3D reconstruction involves creating static 3D models of a scene or object from 2D inputs, such as photographs or videos. This requires multiple images of the scene taken from different angles. The result depends on careful capturing techniques, such as ensuring consistent lighting and sufficient overlap between views.
4D reconstruction extends the 3D reconstruction by adding the time dimension, resulting in a dynamic 3D model. Examples include 4K4D, L4GM, and Stable Video 4D. This process is much harder because it demands synchronized multi-view video capture.

While data-driven methods have significantly advanced the 3D reconstruction for static scenes, extending these techniques to 4D remains challenging due to the difficulty in obtaining the extensive training data required. CAT4D overcomes this limitation by using a multi-view video diffusion model, which generates high-quality, photorealistic 4D content from a limited set of input views.

How CAT4D works

CAT4D follows a two-stage process (see the picture below):

Stage 1: A monocular video is input into a multi-view video diffusion model. This model generates multiple views from different angles and time points, effectively simulating a multi-camera setup.
Stage 2: The synthesized views are then processed by a deformable 3D Gaussian model to reconstruct a 4D scene, which are highly realistic new views from any desired angle and time point.

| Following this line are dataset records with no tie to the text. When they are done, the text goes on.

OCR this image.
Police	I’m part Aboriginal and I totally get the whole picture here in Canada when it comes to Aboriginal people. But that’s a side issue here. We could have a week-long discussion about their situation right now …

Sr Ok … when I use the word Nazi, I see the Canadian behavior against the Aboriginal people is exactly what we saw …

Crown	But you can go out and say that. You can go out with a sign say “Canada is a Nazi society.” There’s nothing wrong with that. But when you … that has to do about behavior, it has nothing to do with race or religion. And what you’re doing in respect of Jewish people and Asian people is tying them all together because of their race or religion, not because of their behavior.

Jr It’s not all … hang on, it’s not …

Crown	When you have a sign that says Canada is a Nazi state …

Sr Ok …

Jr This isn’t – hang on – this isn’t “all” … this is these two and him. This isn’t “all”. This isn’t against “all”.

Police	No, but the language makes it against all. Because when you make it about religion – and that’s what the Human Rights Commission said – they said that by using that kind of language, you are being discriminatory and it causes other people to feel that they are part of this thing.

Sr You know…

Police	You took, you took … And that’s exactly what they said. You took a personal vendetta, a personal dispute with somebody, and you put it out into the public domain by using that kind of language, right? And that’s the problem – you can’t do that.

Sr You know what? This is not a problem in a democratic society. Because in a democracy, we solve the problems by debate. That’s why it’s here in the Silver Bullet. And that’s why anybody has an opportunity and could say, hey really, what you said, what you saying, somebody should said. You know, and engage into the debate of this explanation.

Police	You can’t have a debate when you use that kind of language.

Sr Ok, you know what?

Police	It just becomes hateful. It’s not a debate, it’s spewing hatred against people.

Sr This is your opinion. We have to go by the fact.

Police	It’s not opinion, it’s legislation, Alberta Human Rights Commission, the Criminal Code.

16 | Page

CAT4D – illustration of the method (source: paper)

Starting with a video captured by a single moving camera, additional video frames are created (orange frames) as if they were captured by multiple stationary cameras placed strategically around the scene. These virtual cameras can be positioned at the same spots as the original camera (gray circles) or in entirely new locations (blue circles). The generated frames are used to reconstruct a 4D scene with deforming 3D Gaussians. While the input trajectory is shown with changing viewpoints, this method also supports fixed-viewpoint videos.

Training datasets: CAT4D was trained on a diverse dataset combining real-world and synthetic data. This includes synthetic 4D scenes, real-world multi-view images for camera motion training, and real-world monocular videos with static viewpoints.

Experiments

The model was evaluated on its ability to independently control camera angles and time using the NSFF dataset, in comparison to 4DiM. Starting with three input images (row 1 in the next figure), CAT4D generates three sequences of images with the following properties:

varying viewpoints while keeping time fixed (row 2)
fixed viewpoint while varying time (row 3)
both changing viewpoints and time (row 4)

When comparing 4DiM (column 1), CAT4D (column 2), and the ground truth (column 3), it is evident that CAT4D is closer to the ground truth, offering better control and higher-quality images.

Qualitative comparison for disentangled control (source: paper)

The model was tested on creating 3D scenes from a few images in a bullet-time effect, where time slows down, and the camera moves around the scene. As shown below, CAT4D produces reconstructions that are more accurate and closer to the ground truth (GT) compared to CAT3D-1cond and CAT3D-2cond.

Qualitative comparison for sparse-view “bullet-time” 3D reconstruction (source: paper)

Visit the project page for more experimental results.

Limitations and future work

CAT4D faces some limitations in terms of its accuracy and versatility. The model sometimes mistakes changes in camera angle for changes in time, particularly when objects are moving and occluding each other. While the generated 3D scenes look realistic from different viewpoints, the way objects move in the 3D space might not be accurate.

The researchers propose overcoming these limitations by training larger multi-view video models and incorporating additional supervision signals, such as depth and motion estimates. Depth aids in understanding the scene’s spatial layout, while motion estimates capture object movements.

Conclusion

CAT4D is a new technology designed to transform single-view videos into immersive 4D experiences. It employs a multi-view video diffusion model to generate multiple perspectives of the same scene, which are then used to reconstruct dynamic 3D scenes.

The model has a wide range of real-world applications across various fields, such as robotics, medical imaging, augmented reality, and scientific research.